Some beekeepers were forced to hand-feed their bees with sugar syrup solutions even during the summer months just to keep them going.
“I was feeding them in June and July when they should have been going out into gardens and farms,” Mr Walker-Moore said. “Sugar water is usually a kilo of sugar mixed with a litre of water and it’s a substitute for what the bees would usually collect themselves.
“Most of us tend to be more vigilant when we have weather like this, so there is no real danger of starvation.
“Gone are the days when the old school beekeepers would check on them twice a year – these days we take a lot more care.”
Mr Walker-Moore said the honey bees would usually be fed heavily during September and October so they had sufficient stores to see them through the winter.
Colder weather is needed so the bees are not tempted to try foraging and use up that energy too soon.
“Anything under about 8C and they won’t go out,” he explained.
Despite the difficulties currently facing beekeepers, membership of the West Norfolk Association has soared in recent years, with people of all ages and backgrounds increasingly keen to get involved.
When Mr Grant joined five years ago, there were about 85 members.
Today, there are about 230 members from across Norfolk, parts of Lincolnshire and Cambridgeshire and its training courses are fully-booked.

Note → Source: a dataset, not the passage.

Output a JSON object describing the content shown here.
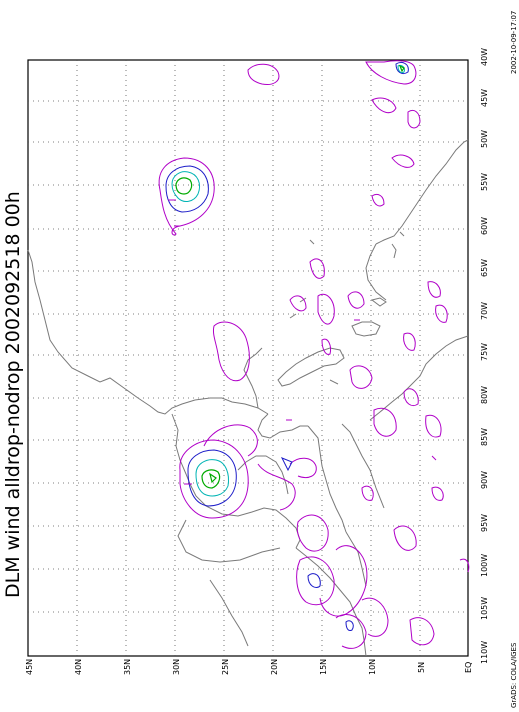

He puts the increase down to the association’s self-promotion at various events including the Sandringham Flower Show, but also the worldwide publicity surrounding honey bee health, particularly the varroa mite.
“It will probably help bees in the long-run because we are educating people,” Mr Walker-Moore added.
“You have to try beekeeping first. When people are interested in joining, one of us will take them out and show them inside a hive.
“It’s not everyone’s cup of tea and once you get a few thousand bees flying around you it can be a different story.”